One of my best friends invited me to be their date to opening night of the Broadway show they are working on. I was inspired by this Teuta Matoshi dress, and had the idea that I would make a strapless dress base with swappable sleeves.
I bought an embroidered mesh from Blue Moon Fabrics to use, and some black satin for my lining.
I decided to start with the Rose Cafe Bustier as my base pattern, which I have used before. Last time I made it, I made a number of alterations to the cups to make them fit better, but I felt like I could do much better. Having spent most of the last year learning how to make my own bras, I had a much better idea how to alter this pattern. I made a number of adjustments to adjust for shape. I used the 3 piece cup for the lining, and made a darted cup pattern to use for the embroidered mesh.

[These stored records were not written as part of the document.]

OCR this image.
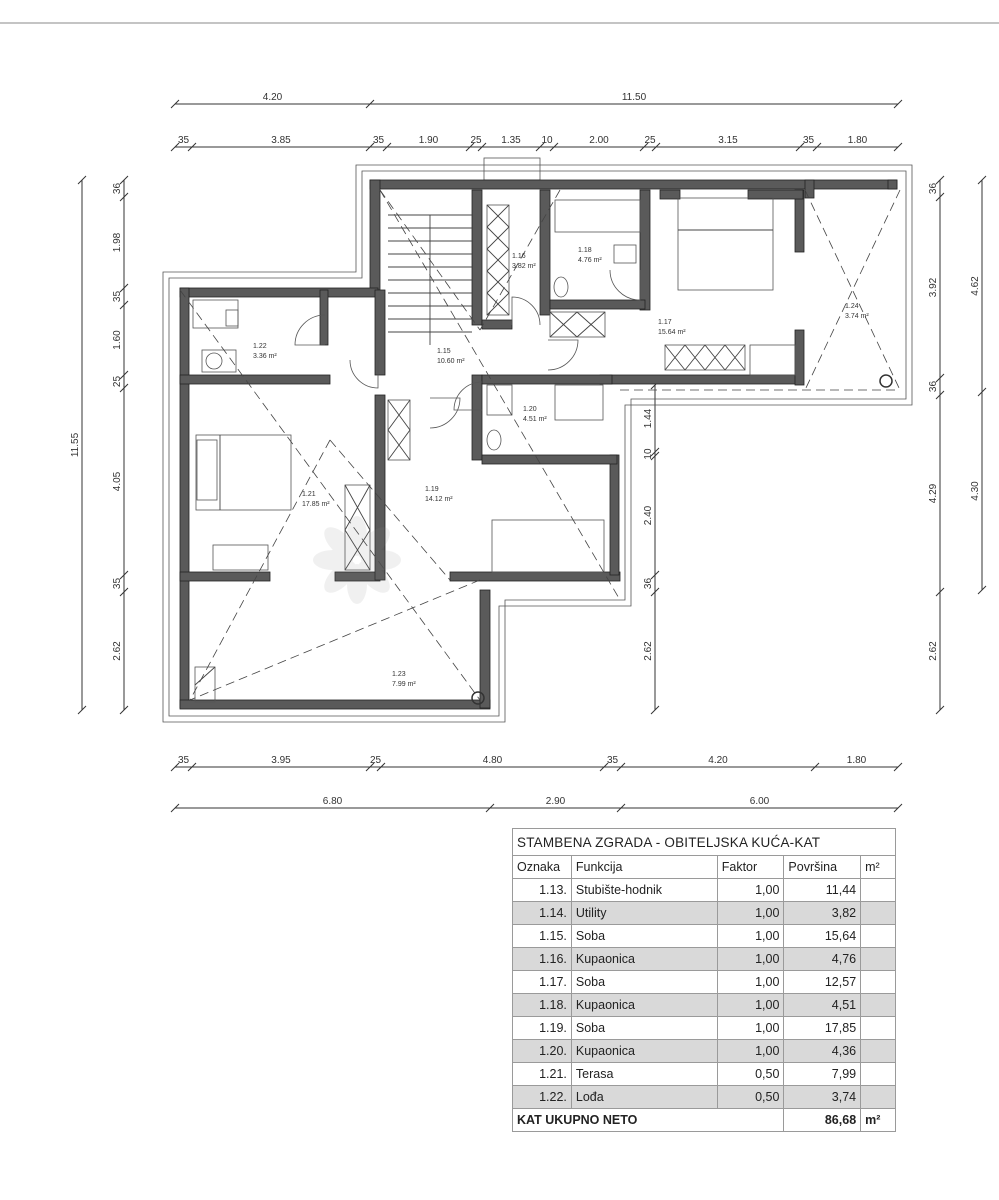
4.20	11.50
35	3.85	35	1.90	25 1.35 10	2.00	25	3.15	35	1.80
11.55
36
1.98
35
1.60
25
4.05
35
2.62
36
3.92
36
4.29
2.62
4.62
4.30
1.44
10
2.40
36
2.62
35	3.95	25	4.80	35	4.20	1.80
6.80	2.90	6.00
1.22
3.36 m²
1.15
10.60 m²
1.16
3.82 m²
1.18
4.76 m²
1.17
15.64 m²
1.24
3.74 m²
1.20
4.51 m²
1.21
17.85 m²
1.19
14.12 m²
1.23
7.99 m²
STAMBENA ZGRADA - OBITELJSKA KUĆA-KAT				
Oznaka	Funkcija	Faktor	Površina	m²
1.13.	Stubište-hodnik	1,00	11,44	
1.14.	Utility	1,00	3,82	
1.15.	Soba	1,00	15,64	
1.16.	Kupaonica	1,00	4,76	
1.17.	Soba	1,00	12,57	
1.18.	Kupaonica	1,00	4,51	
1.19.	Soba	1,00	17,85	
1.20.	Kupaonica	1,00	4,36	
1.21.	Terasa	0,50	7,99	
1.22.	Lođa	0,50	3,74	
KAT UKUPNO NETO			86,68	m²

I put together the bodice, using coutil as the lining. This was absolutely a nightmare, and I do not recommend it. Fortunately, I also made the error of not validating that my fabric orientation would support a giant circle skirt, so I was going to have to remake it anyhow. I did test for fit, and the fit was good, but the coutil was too heavy, and I had a few minor fit quibbles.
I switched to some cotton lawn for the base lining, and set about to actually make the dress. I included some anchored pockets in the side seams, and I only attached the embroidered mesh to the lining on the skirt to the bottom of the pocket, letting the layers be separate below that. The dress got an invisible zipper because it's what I had, and I would not do that again and I will probably make the back a corset back at some point but I had not thought this through enough here, it's not the right choice but it held up.

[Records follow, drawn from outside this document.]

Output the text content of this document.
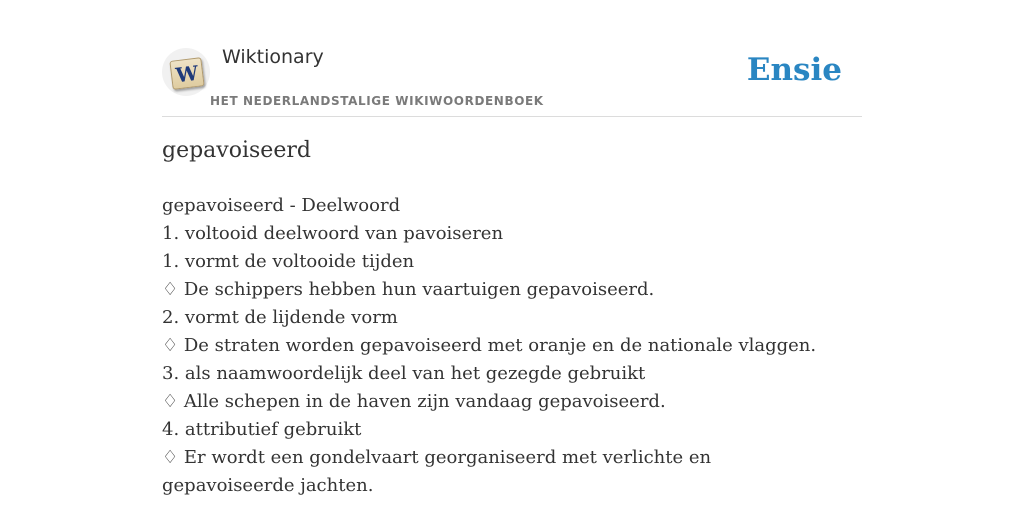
W
Wiktionary
HET NEDERLANDSTALIGE WIKIWOORDENBOEK
Ensie
gepavoiseerd
gepavoiseerd - Deelwoord
1. voltooid deelwoord van pavoiseren
1. vormt de voltooide tijden
♢ De schippers hebben hun vaartuigen gepavoiseerd.
2. vormt de lijdende vorm
♢ De straten worden gepavoiseerd met oranje en de nationale vlaggen.
3. als naamwoordelijk deel van het gezegde gebruikt
♢ Alle schepen in de haven zijn vandaag gepavoiseerd.
4. attributief gebruikt
♢ Er wordt een gondelvaart georganiseerd met verlichte en gepavoiseerde jachten.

At this point, I pinned the dress to my dressform, planning to let it hang for a few days to let the skirt sag. 3 weeks later, I finally got around to hemming and deciding what to do next. I trimmed the whole skirt to be a circle again, and I did a simple double fold hem on the black satin, and a serged rolled edge on embroidered mesh.

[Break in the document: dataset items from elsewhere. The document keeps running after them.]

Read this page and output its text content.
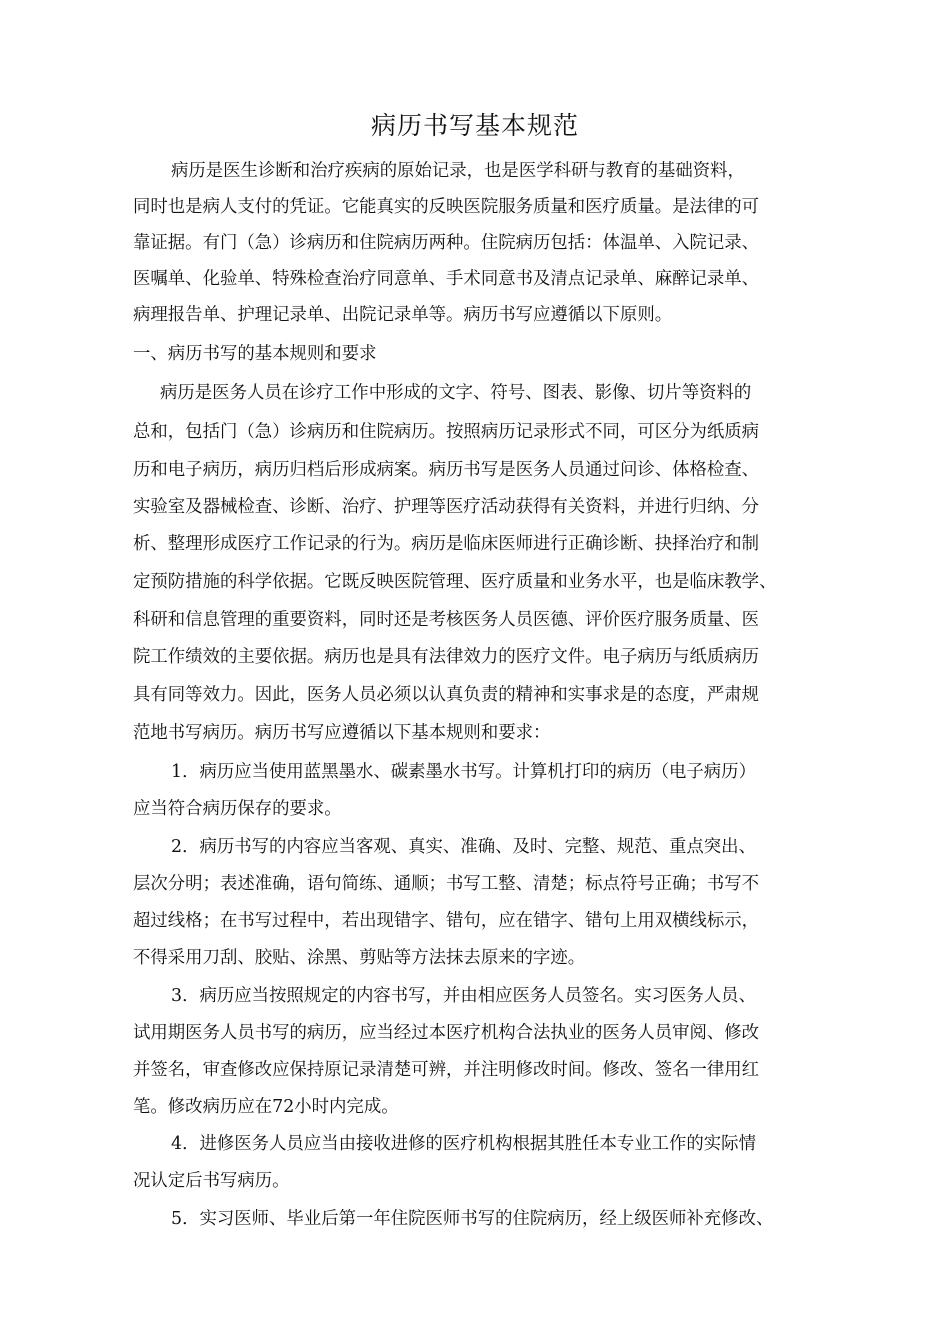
病历书写基本规范

病历是医生诊断和治疗疾病的原始记录，也是医学科研与教育的基础资料，

同时也是病人支付的凭证。它能真实的反映医院服务质量和医疗质量。是法律的可

靠证据。有门（急）诊病历和住院病历两种。住院病历包括：体温单、入院记录、

医嘱单、化验单、特殊检查治疗同意单、手术同意书及清点记录单、麻醉记录单、

病理报告单、护理记录单、出院记录单等。病历书写应遵循以下原则。

一、病历书写的基本规则和要求

病历是医务人员在诊疗工作中形成的文字、符号、图表、影像、切片等资料的

总和，包括门（急）诊病历和住院病历。按照病历记录形式不同，可区分为纸质病

历和电子病历，病历归档后形成病案。病历书写是医务人员通过问诊、体格检查、

实验室及器械检查、诊断、治疗、护理等医疗活动获得有关资料，并进行归纳、分

析、整理形成医疗工作记录的行为。病历是临床医师进行正确诊断、抉择治疗和制

定预防措施的科学依据。它既反映医院管理、医疗质量和业务水平，也是临床教学、

科研和信息管理的重要资料，同时还是考核医务人员医德、评价医疗服务质量、医

院工作绩效的主要依据。病历也是具有法律效力的医疗文件。电子病历与纸质病历

具有同等效力。因此，医务人员必须以认真负责的精神和实事求是的态度，严肃规

范地书写病历。病历书写应遵循以下基本规则和要求：

1．病历应当使用蓝黑墨水、碳素墨水书写。计算机打印的病历（电子病历）

应当符合病历保存的要求。

2．病历书写的内容应当客观、真实、准确、及时、完整、规范、重点突出、

层次分明；表述准确，语句简练、通顺；书写工整、清楚；标点符号正确；书写不

超过线格；在书写过程中，若出现错字、错句，应在错字、错句上用双横线标示，

不得采用刀刮、胶贴、涂黑、剪贴等方法抹去原来的字迹。

3．病历应当按照规定的内容书写，并由相应医务人员签名。实习医务人员、

试用期医务人员书写的病历，应当经过本医疗机构合法执业的医务人员审阅、修改

并签名，审查修改应保持原记录清楚可辨，并注明修改时间。修改、签名一律用红

笔。修改病历应在72小时内完成。

4．进修医务人员应当由接收进修的医疗机构根据其胜任本专业工作的实际情

况认定后书写病历。

5．实习医师、毕业后第一年住院医师书写的住院病历，经上级医师补充修改、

I decided what would make the dress better was armor. I was originally going to make it plain black, but then I had the idea that fashion pauldrons would be way more fun. I was in a time crunch, so I started with this template by My Heart and Armour. The template is not designed for fabric, so I used layers of coutil, satin, and embroidered mesh bound with satin bias binding I had.
Because I love to leave things to the last moment, I spent the afternoon before the opening hand sewing bra clips into the dress to hold the ribbon in place, and sewing the ribbon to the pauldron.
I did make it in time, and it was a great look, even if I don't have a single picture of me from that night except this selfie I took in my friend's hallway before I left.